OpenCL-Darknet: implementation and optimization of OpenCL-based deep learning object detection framework

Yongbon Koo, Sunghoon Kim, Young-guk Ha
Electronics and Telecommunications Research Institute, 218 Gajeong-ro, Yuseong-gu, Daejeon, Republic of Korea
World Wide Web, 2020

@article{koo2020opencl,

   title={OpenCL-Darknet: implementation and optimization of OpenCL-based deep learning object detection framework},

   author={Koo, Yongbon and Kim, Sunghoon and Ha, Young-guk},

   journal={World Wide Web},

   pages={1–21},

   year={2020},

   publisher={Springer}

}

Object detection is a technology that deals with recognizing classes of objects and their location. It is used in many different areas, such as in face-detecting systems [16, 34, 37], surveillance tools [9], human-machine interfaces [17], and self-driving cars [18, 23, 25, 26, 30]. These days, deep learning object detection approaches have achieved significantly better performance than the classical feature-based algorithms.

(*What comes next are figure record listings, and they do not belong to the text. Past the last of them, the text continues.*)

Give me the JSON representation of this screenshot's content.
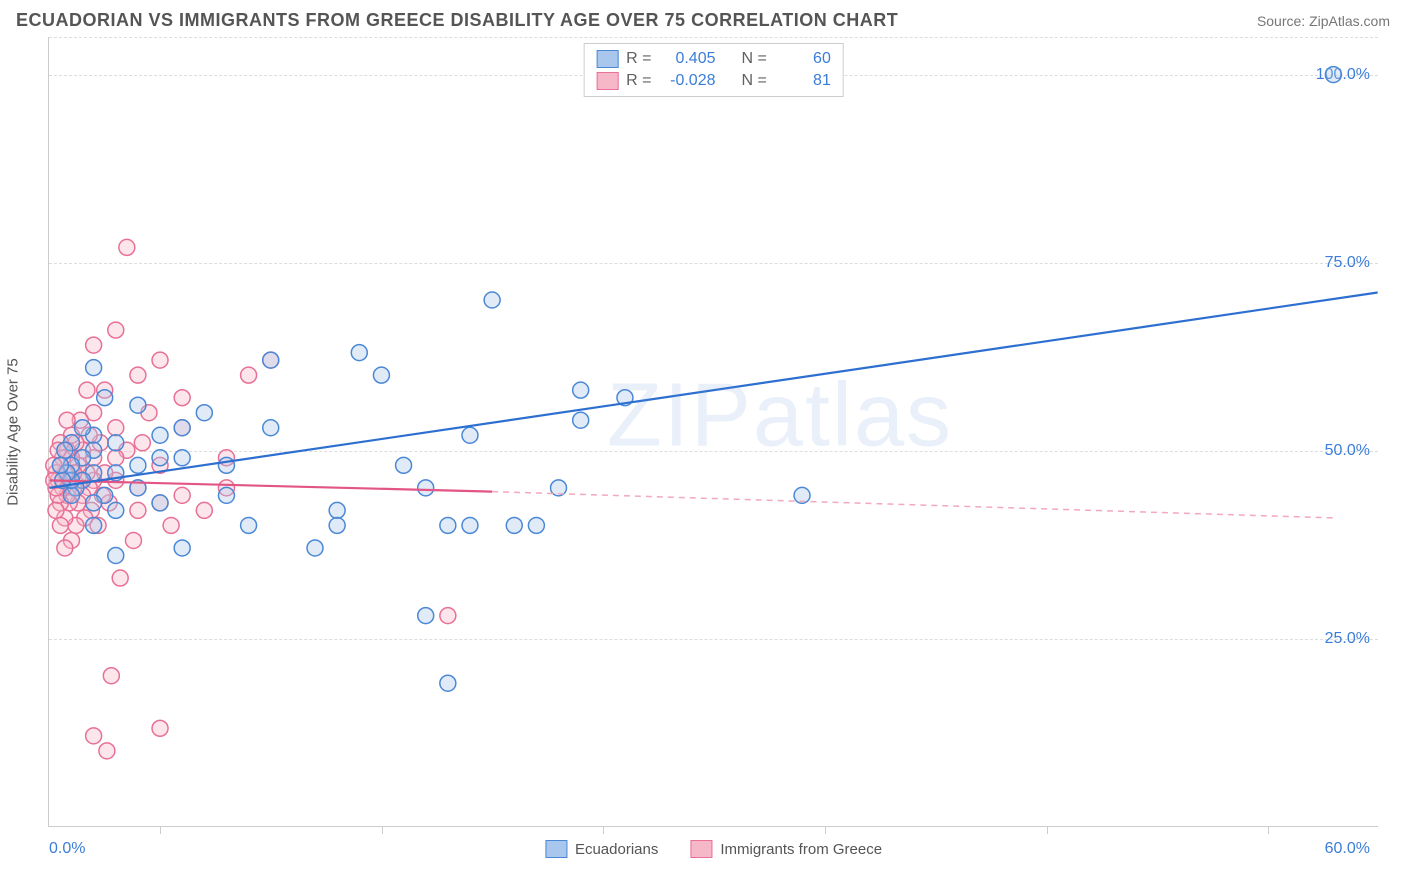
{
  "title": "ECUADORIAN VS IMMIGRANTS FROM GREECE DISABILITY AGE OVER 75 CORRELATION CHART",
  "source": "Source: ZipAtlas.com",
  "watermark": "ZIPatlas",
  "yaxis_title": "Disability Age Over 75",
  "chart": {
    "type": "scatter",
    "xlim": [
      0,
      60
    ],
    "ylim": [
      0,
      105
    ],
    "x_label_min": "0.0%",
    "x_label_max": "60.0%",
    "y_ticks": [
      25,
      50,
      75,
      100
    ],
    "y_tick_labels": [
      "25.0%",
      "50.0%",
      "75.0%",
      "100.0%"
    ],
    "x_tick_positions": [
      5,
      15,
      25,
      35,
      45,
      55
    ],
    "grid_color": "#dddddd",
    "axis_color": "#cccccc",
    "background": "#ffffff",
    "series": [
      {
        "name": "Ecuadorians",
        "fill": "#a9c7ec",
        "stroke": "#4a88d6",
        "r_value": "0.405",
        "n_value": "60",
        "marker_radius": 8,
        "trend": {
          "x1": 0,
          "y1": 45,
          "x2": 60,
          "y2": 71,
          "color": "#2d6fd0"
        },
        "points": [
          [
            58,
            100
          ],
          [
            20,
            70
          ],
          [
            24,
            58
          ],
          [
            24,
            54
          ],
          [
            14,
            63
          ],
          [
            15,
            60
          ],
          [
            10,
            62
          ],
          [
            10,
            53
          ],
          [
            9,
            40
          ],
          [
            12,
            37
          ],
          [
            13,
            42
          ],
          [
            13,
            40
          ],
          [
            16,
            48
          ],
          [
            17,
            45
          ],
          [
            18,
            40
          ],
          [
            18,
            19
          ],
          [
            19,
            40
          ],
          [
            19,
            52
          ],
          [
            21,
            40
          ],
          [
            22,
            40
          ],
          [
            23,
            45
          ],
          [
            26,
            57
          ],
          [
            34,
            44
          ],
          [
            17,
            28
          ],
          [
            8,
            48
          ],
          [
            8,
            44
          ],
          [
            7,
            55
          ],
          [
            6,
            49
          ],
          [
            6,
            37
          ],
          [
            6,
            53
          ],
          [
            5,
            43
          ],
          [
            5,
            49
          ],
          [
            5,
            52
          ],
          [
            4,
            56
          ],
          [
            4,
            48
          ],
          [
            4,
            45
          ],
          [
            3,
            42
          ],
          [
            3,
            47
          ],
          [
            3,
            51
          ],
          [
            3,
            36
          ],
          [
            2.5,
            57
          ],
          [
            2.5,
            44
          ],
          [
            2,
            52
          ],
          [
            2,
            47
          ],
          [
            2,
            50
          ],
          [
            2,
            43
          ],
          [
            2,
            61
          ],
          [
            2,
            40
          ],
          [
            1.5,
            46
          ],
          [
            1.5,
            49
          ],
          [
            1.5,
            53
          ],
          [
            1.2,
            45
          ],
          [
            1,
            48
          ],
          [
            1,
            44
          ],
          [
            1,
            51
          ],
          [
            1,
            46
          ],
          [
            0.8,
            47
          ],
          [
            0.7,
            50
          ],
          [
            0.6,
            46
          ],
          [
            0.5,
            48
          ]
        ]
      },
      {
        "name": "Immigrants from Greece",
        "fill": "#f6b8c9",
        "stroke": "#e87096",
        "r_value": "-0.028",
        "n_value": "81",
        "marker_radius": 8,
        "trend_solid": {
          "x1": 0,
          "y1": 46,
          "x2": 20,
          "y2": 44.5,
          "color": "#e25584"
        },
        "trend_dash": {
          "x1": 20,
          "y1": 44.5,
          "x2": 58,
          "y2": 41,
          "color": "#f2a8bd"
        },
        "points": [
          [
            18,
            28
          ],
          [
            10,
            62
          ],
          [
            9,
            60
          ],
          [
            8,
            49
          ],
          [
            8,
            45
          ],
          [
            7,
            42
          ],
          [
            6,
            57
          ],
          [
            6,
            53
          ],
          [
            6,
            44
          ],
          [
            5.5,
            40
          ],
          [
            5,
            62
          ],
          [
            5,
            48
          ],
          [
            5,
            43
          ],
          [
            5,
            13
          ],
          [
            4.5,
            55
          ],
          [
            4.2,
            51
          ],
          [
            4,
            60
          ],
          [
            4,
            42
          ],
          [
            4,
            45
          ],
          [
            3.8,
            38
          ],
          [
            3.5,
            50
          ],
          [
            3.5,
            77
          ],
          [
            3.2,
            33
          ],
          [
            3,
            66
          ],
          [
            3,
            46
          ],
          [
            3,
            49
          ],
          [
            3,
            53
          ],
          [
            2.8,
            20
          ],
          [
            2.7,
            43
          ],
          [
            2.6,
            10
          ],
          [
            2.5,
            47
          ],
          [
            2.5,
            58
          ],
          [
            2.4,
            44
          ],
          [
            2.3,
            51
          ],
          [
            2.2,
            40
          ],
          [
            2,
            12
          ],
          [
            2,
            46
          ],
          [
            2,
            55
          ],
          [
            2,
            64
          ],
          [
            2,
            49
          ],
          [
            1.9,
            42
          ],
          [
            1.8,
            52
          ],
          [
            1.8,
            45
          ],
          [
            1.7,
            47
          ],
          [
            1.7,
            58
          ],
          [
            1.6,
            41
          ],
          [
            1.5,
            50
          ],
          [
            1.5,
            44
          ],
          [
            1.4,
            46
          ],
          [
            1.4,
            54
          ],
          [
            1.3,
            48
          ],
          [
            1.3,
            43
          ],
          [
            1.2,
            51
          ],
          [
            1.2,
            40
          ],
          [
            1.1,
            47
          ],
          [
            1.1,
            45
          ],
          [
            1.0,
            49
          ],
          [
            1.0,
            38
          ],
          [
            1.0,
            52
          ],
          [
            0.9,
            46
          ],
          [
            0.9,
            43
          ],
          [
            0.8,
            50
          ],
          [
            0.8,
            44
          ],
          [
            0.8,
            54
          ],
          [
            0.7,
            37
          ],
          [
            0.7,
            47
          ],
          [
            0.7,
            41
          ],
          [
            0.6,
            49
          ],
          [
            0.6,
            45
          ],
          [
            0.5,
            48
          ],
          [
            0.5,
            43
          ],
          [
            0.5,
            51
          ],
          [
            0.5,
            40
          ],
          [
            0.4,
            46
          ],
          [
            0.4,
            44
          ],
          [
            0.4,
            50
          ],
          [
            0.3,
            47
          ],
          [
            0.3,
            45
          ],
          [
            0.3,
            42
          ],
          [
            0.2,
            48
          ],
          [
            0.2,
            46
          ]
        ]
      }
    ]
  },
  "stats_legend_labels": {
    "r": "R =",
    "n": "N ="
  },
  "bottom_legend": [
    "Ecuadorians",
    "Immigrants from Greece"
  ]
}
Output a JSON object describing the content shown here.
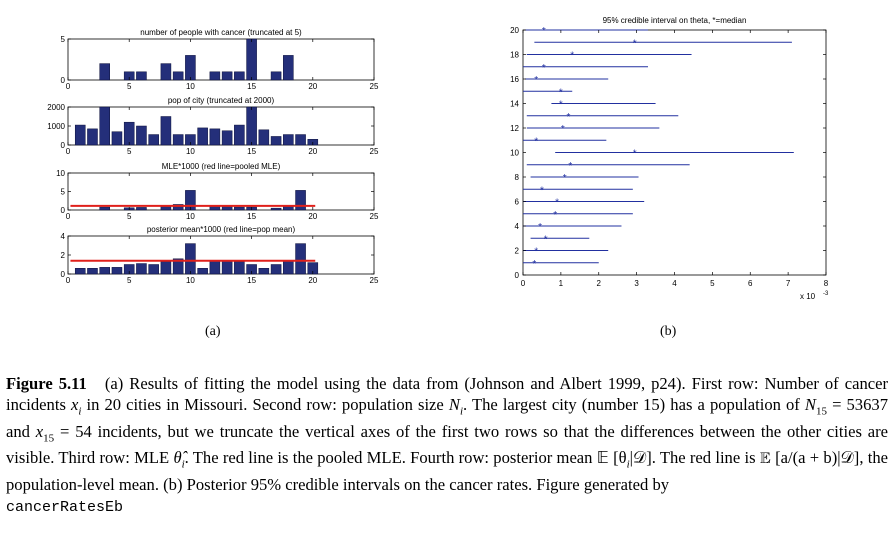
{
  "figure_a": {
    "label": "(a)",
    "panels": [
      {
        "title": "number of people with cancer (truncated at 5)",
        "yticks": [
          "0",
          "5"
        ],
        "ymax": 5
      },
      {
        "title": "pop of city (truncated at 2000)",
        "yticks": [
          "0",
          "1000",
          "2000"
        ],
        "ymax": 2000
      },
      {
        "title": "MLE*1000 (red line=pooled MLE)",
        "yticks": [
          "0",
          "5",
          "10"
        ],
        "ymax": 10
      },
      {
        "title": "posterior mean*1000 (red line=pop mean)",
        "yticks": [
          "0",
          "2",
          "4"
        ],
        "ymax": 4
      }
    ],
    "xticks": [
      "0",
      "5",
      "10",
      "15",
      "20",
      "25"
    ]
  },
  "figure_b": {
    "label": "(b)",
    "title": "95% credible interval on theta, *=median",
    "yticks": [
      "0",
      "2",
      "4",
      "6",
      "8",
      "10",
      "12",
      "14",
      "16",
      "18",
      "20"
    ],
    "xticks": [
      "0",
      "1",
      "2",
      "3",
      "4",
      "5",
      "6",
      "7",
      "8"
    ],
    "xscale_label": "x 10",
    "xscale_exp": "-3"
  },
  "chart_data": [
    {
      "type": "bar",
      "title": "number of people with cancer (truncated at 5)",
      "categories": [
        1,
        2,
        3,
        4,
        5,
        6,
        7,
        8,
        9,
        10,
        11,
        12,
        13,
        14,
        15,
        16,
        17,
        18,
        19,
        20
      ],
      "values": [
        0,
        0,
        2,
        0,
        1,
        1,
        0,
        2,
        1,
        3,
        0,
        1,
        1,
        1,
        5,
        0,
        1,
        3,
        0,
        0
      ],
      "xlim": [
        0,
        25
      ],
      "ylim": [
        0,
        5
      ]
    },
    {
      "type": "bar",
      "title": "pop of city (truncated at 2000)",
      "categories": [
        1,
        2,
        3,
        4,
        5,
        6,
        7,
        8,
        9,
        10,
        11,
        12,
        13,
        14,
        15,
        16,
        17,
        18,
        19,
        20
      ],
      "values": [
        1050,
        850,
        2000,
        700,
        1200,
        1000,
        550,
        1500,
        550,
        550,
        900,
        850,
        750,
        1050,
        2000,
        800,
        450,
        550,
        550,
        300
      ],
      "xlim": [
        0,
        25
      ],
      "ylim": [
        0,
        2000
      ]
    },
    {
      "type": "bar",
      "title": "MLE*1000 (red line=pooled MLE)",
      "categories": [
        1,
        2,
        3,
        4,
        5,
        6,
        7,
        8,
        9,
        10,
        11,
        12,
        13,
        14,
        15,
        16,
        17,
        18,
        19,
        20
      ],
      "values": [
        0,
        0,
        0.8,
        0,
        0.6,
        0.7,
        0,
        1.2,
        1.5,
        5.3,
        0,
        1.0,
        1.2,
        0.8,
        0.8,
        0,
        0.5,
        1.0,
        5.3,
        0
      ],
      "pooled": 1.1,
      "xlim": [
        0,
        25
      ],
      "ylim": [
        0,
        10
      ]
    },
    {
      "type": "bar",
      "title": "posterior mean*1000 (red line=pop mean)",
      "categories": [
        1,
        2,
        3,
        4,
        5,
        6,
        7,
        8,
        9,
        10,
        11,
        12,
        13,
        14,
        15,
        16,
        17,
        18,
        19,
        20
      ],
      "values": [
        0.6,
        0.6,
        0.7,
        0.7,
        1.0,
        1.1,
        1.0,
        1.3,
        1.6,
        3.2,
        0.6,
        1.4,
        1.4,
        1.3,
        1.0,
        0.6,
        1.0,
        1.4,
        3.2,
        1.2
      ],
      "pop_mean": 1.4,
      "xlim": [
        0,
        25
      ],
      "ylim": [
        0,
        4
      ]
    },
    {
      "type": "interval",
      "title": "95% credible interval on theta, *=median",
      "rows": [
        1,
        2,
        3,
        4,
        5,
        6,
        7,
        8,
        9,
        10,
        11,
        12,
        13,
        14,
        15,
        16,
        17,
        18,
        19,
        20
      ],
      "lower": [
        0.0,
        0.0,
        0.2,
        0.0,
        0.0,
        0.0,
        0.0,
        0.2,
        0.1,
        0.85,
        0.0,
        0.1,
        0.1,
        0.75,
        0.0,
        0.05,
        0.0,
        0.1,
        0.3,
        0.05
      ],
      "median": [
        0.3,
        0.35,
        0.6,
        0.45,
        0.85,
        0.9,
        0.5,
        1.1,
        1.25,
        2.95,
        0.35,
        1.05,
        1.2,
        1.0,
        1.0,
        0.35,
        0.55,
        1.3,
        2.95,
        0.55
      ],
      "upper": [
        2.0,
        2.25,
        1.75,
        2.6,
        2.9,
        3.2,
        2.9,
        3.05,
        4.4,
        7.15,
        2.2,
        3.6,
        4.1,
        3.5,
        1.3,
        2.25,
        3.3,
        4.45,
        7.1,
        3.3
      ],
      "xlim": [
        0,
        8
      ],
      "ylim": [
        0,
        20
      ]
    }
  ],
  "caption": {
    "heading": "Figure 5.11",
    "part1": "(a) Results of fitting the model using the data from (Johnson and Albert 1999, p24). First row: Number of cancer incidents ",
    "xi": "x",
    "xi_sub": "i",
    "part2": " in 20 cities in Missouri. Second row: population size ",
    "Ni": "N",
    "Ni_sub": "i",
    "part3": ". The largest city (number 15) has a population of ",
    "N15": "N",
    "N15_sub": "15",
    "N15_val": " = 53637 and ",
    "x15": "x",
    "x15_sub": "15",
    "x15_val": " = 54",
    "part4": " incidents, but we truncate the vertical axes of the first two rows so that the differences between the other cities are visible. Third row: MLE ",
    "theta_hat": "θ̂",
    "theta_sub": "i",
    "part5": ". The red line is the pooled MLE. Fourth row: posterior mean ",
    "E1": "𝔼 [θ",
    "E1_sub": "i",
    "E1_end": "|𝒟]",
    "part6": ". The red line is ",
    "E2": "𝔼 [a/(a + b)|𝒟]",
    "part7": ", the population-level mean. (b) Posterior 95% credible intervals on the cancer rates. Figure generated by",
    "code": "cancerRatesEb"
  }
}
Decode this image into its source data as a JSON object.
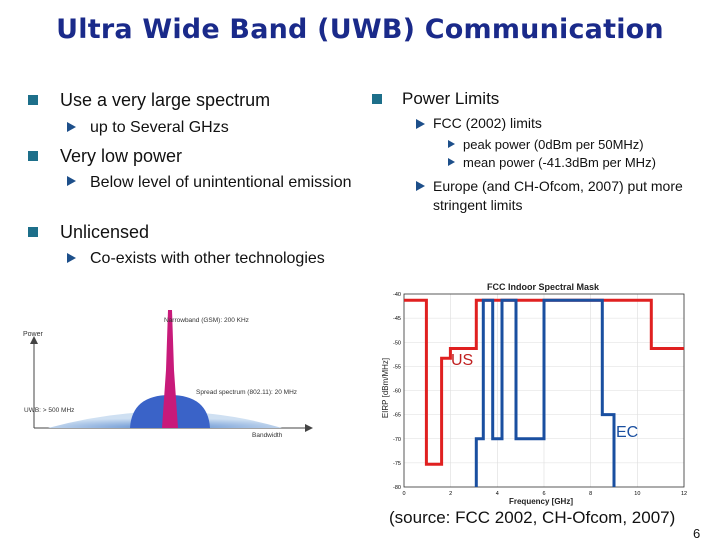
{
  "slide": {
    "title": "Ultra Wide Band (UWB) Communication",
    "left_bullets": [
      {
        "text": "Use a very large spectrum",
        "subs": [
          "up to Several GHzs"
        ]
      },
      {
        "text": "Very low power",
        "subs": [
          "Below level of unintentional emission"
        ]
      },
      {
        "text": "Unlicensed",
        "subs": [
          "Co-exists with other technologies"
        ]
      }
    ],
    "right_bullet": {
      "text": "Power Limits",
      "subs": [
        {
          "text": "FCC (2002) limits",
          "subsubs": [
            "peak power (0dBm per 50MHz)",
            "mean power (-41.3dBm per MHz)"
          ]
        },
        {
          "text": "Europe (and CH-Ofcom, 2007) put more stringent limits"
        }
      ]
    },
    "source": "(source: FCC 2002, CH-Ofcom, 2007)",
    "page_number": "6"
  },
  "spectrum_diagram": {
    "power_label": "Power",
    "bandwidth_label": "Bandwidth",
    "narrowband_label": "Narrowband (GSM): 200 KHz",
    "spread_label": "Spread spectrum (802.11): 20 MHz",
    "uwb_label": "UWB: > 500 MHz",
    "colors": {
      "narrowband": "#c81a7a",
      "spread": "#3a63c8",
      "uwb": "#8fb6de"
    }
  },
  "chart_data": {
    "type": "line",
    "title": "FCC Indoor Spectral Mask",
    "xlabel": "Frequency [GHz]",
    "ylabel": "EIRP [dBm/MHz]",
    "xlim": [
      0,
      12
    ],
    "ylim": [
      -80,
      -40
    ],
    "x_ticks": [
      "0",
      "2",
      "4",
      "6",
      "8",
      "10",
      "12"
    ],
    "y_ticks": [
      "-40",
      "-45",
      "-50",
      "-55",
      "-60",
      "-65",
      "-70",
      "-75",
      "-80"
    ],
    "grid": true,
    "series": [
      {
        "name": "US",
        "color": "#e02020",
        "x": [
          0,
          0.96,
          0.96,
          1.61,
          1.61,
          1.99,
          1.99,
          3.1,
          3.1,
          10.6,
          10.6,
          12
        ],
        "y": [
          -41.3,
          -41.3,
          -75.3,
          -75.3,
          -53.3,
          -53.3,
          -51.3,
          -51.3,
          -41.3,
          -41.3,
          -51.3,
          -51.3
        ]
      },
      {
        "name": "EC",
        "color": "#1a4fa0",
        "x": [
          3.1,
          3.1,
          3.4,
          3.4,
          3.8,
          3.8,
          4.2,
          4.2,
          4.8,
          4.8,
          6.0,
          6.0,
          8.5,
          8.5,
          9.0,
          9.0
        ],
        "y": [
          -80,
          -70,
          -70,
          -41.3,
          -41.3,
          -70,
          -70,
          -41.3,
          -41.3,
          -70,
          -70,
          -41.3,
          -41.3,
          -65,
          -65,
          -80
        ]
      }
    ],
    "annotations": [
      "US",
      "EC"
    ]
  }
}
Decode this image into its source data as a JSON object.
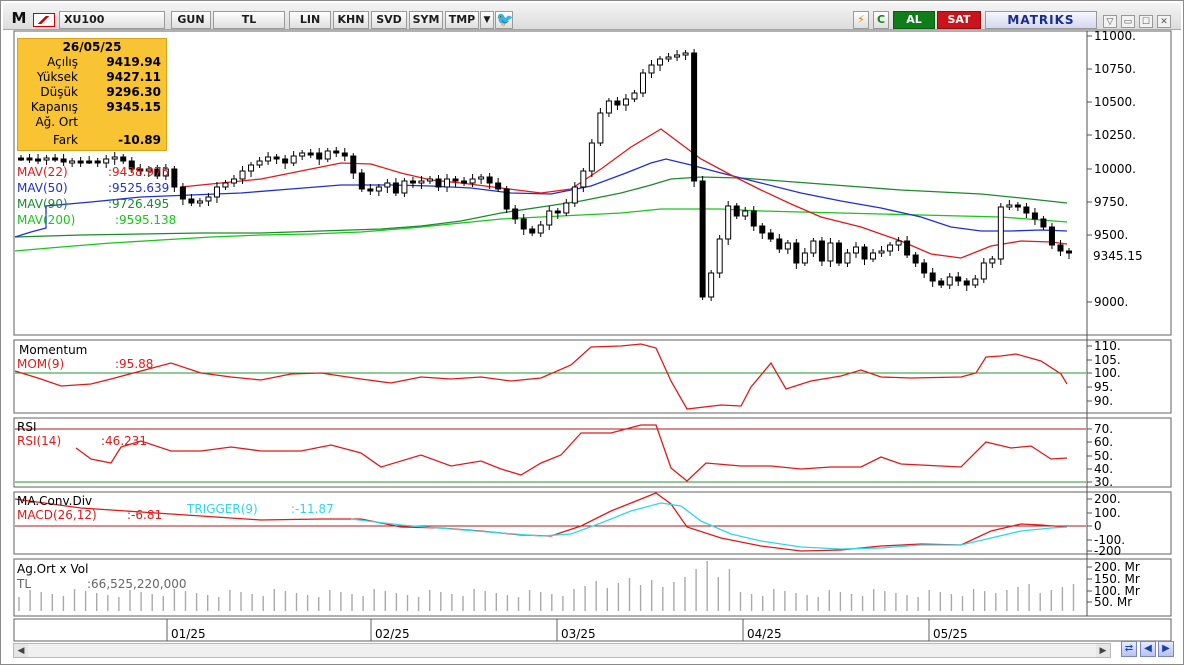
{
  "toolbar": {
    "logo": "M",
    "symbol": "XU100",
    "buttons": [
      "GUN",
      "TL",
      "LIN",
      "KHN",
      "SVD",
      "SYM",
      "TMP"
    ],
    "al": "AL",
    "sat": "SAT",
    "brand": "MATRIKS"
  },
  "info": {
    "date": "26/05/25",
    "rows": [
      {
        "label": "Açılış",
        "value": "9419.94"
      },
      {
        "label": "Yüksek",
        "value": "9427.11"
      },
      {
        "label": "Düşük",
        "value": "9296.30"
      },
      {
        "label": "Kapanış",
        "value": "9345.15"
      },
      {
        "label": "Ağ. Ort",
        "value": ""
      },
      {
        "label": "Fark",
        "value": "-10.89"
      }
    ]
  },
  "price_panel": {
    "legend": [
      {
        "label": "MAV(22)",
        "value": ":9438.975",
        "color": "#e11919"
      },
      {
        "label": "MAV(50)",
        "value": ":9525.639",
        "color": "#1f2fd6"
      },
      {
        "label": "MAV(90)",
        "value": ":9726.495",
        "color": "#1c8a2c"
      },
      {
        "label": "MAV(200)",
        "value": ":9595.138",
        "color": "#19c619"
      }
    ],
    "y_ticks": [
      "11000.",
      "10750.",
      "10500.",
      "10250.",
      "10000.",
      "9750.",
      "9500.",
      "9000."
    ],
    "last_price": "9345.15"
  },
  "momentum_panel": {
    "title": "Momentum",
    "series_label": "MOM(9)",
    "series_value": ":95.88",
    "y_ticks": [
      "110.",
      "105.",
      "100.",
      "95.",
      "90."
    ]
  },
  "rsi_panel": {
    "title": "RSI",
    "series_label": "RSI(14)",
    "series_value": ":46.231",
    "y_ticks": [
      "70.",
      "60.",
      "50.",
      "40.",
      "30."
    ]
  },
  "macd_panel": {
    "title": "MA.Conv.Div",
    "series_label": "MACD(26,12)",
    "series_value": ":-6.81",
    "trigger_label": "TRIGGER(9)",
    "trigger_value": ":-11.87",
    "y_ticks": [
      "200.",
      "100.",
      "0",
      "-100.",
      "-200"
    ]
  },
  "volume_panel": {
    "title": "Ag.Ort x Vol",
    "unit": "TL",
    "value": ":66,525,220,000",
    "y_ticks": [
      "200. Mr",
      "150. Mr",
      "100. Mr",
      "50. Mr"
    ]
  },
  "x_axis": [
    "01/25",
    "02/25",
    "03/25",
    "04/25",
    "05/25"
  ],
  "colors": {
    "mav22": "#e11919",
    "mav50": "#1f2fd6",
    "mav90": "#1c8a2c",
    "mav200": "#19c619",
    "momentum": "#e11919",
    "rsi": "#e11919",
    "macd": "#e11919",
    "trigger": "#2ed8e8",
    "reference_line_green": "#1c9a2c",
    "reference_line_red": "#b01b1b",
    "infobox": "#f8c433"
  }
}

Darknet [31] is a deep learning object detection framework, which is well known for its fast speed and simple structure. Unfortunately, Darknet can only work with Nvidia CUDA [6] for accelerating its deep learning calculations. For this reason, users have only limited options of selecting appropriate graphic cards. Open computing language (OpenCL) [35], an open standard for cross-platform, parallel programming of heterogeneous systems, is available for the general hardware accelerators. However, many deep learning frameworks including Darknet have no support for OpenCL. In our previous paper, we presented OpenCL-Darknet [19], which transformed the CUDA-based Darknet into an open standard OpenCL backend. The original OpenCL-Darknet successfully showed its ability for the general graphics processing unit (GPU) hardware. However, it could not achieve competitive performance compared with the CUDA version, and it only supported a limited platform. In this study, we improved the performance of OpenCL-Darknet with several optimization techniques and added support for various architectures. We also evaluated OpenCL-Darknet not only in AMD R7 accelerated processing unit (APU) with OpenCL 2.0, but also in Nvidia GPU and ARM Mali embedded GPU with OpenCL 1.2 Profile. The evaluation using the standard object detection datasets showed that our advanced OpenCL-Darknet reduced the processing time by at most 50% on average for various deep learning object detection networks compared with our original implementation. We also showed that our OpenCL deep learning framework has competitiveness compared with the CUDA-based one.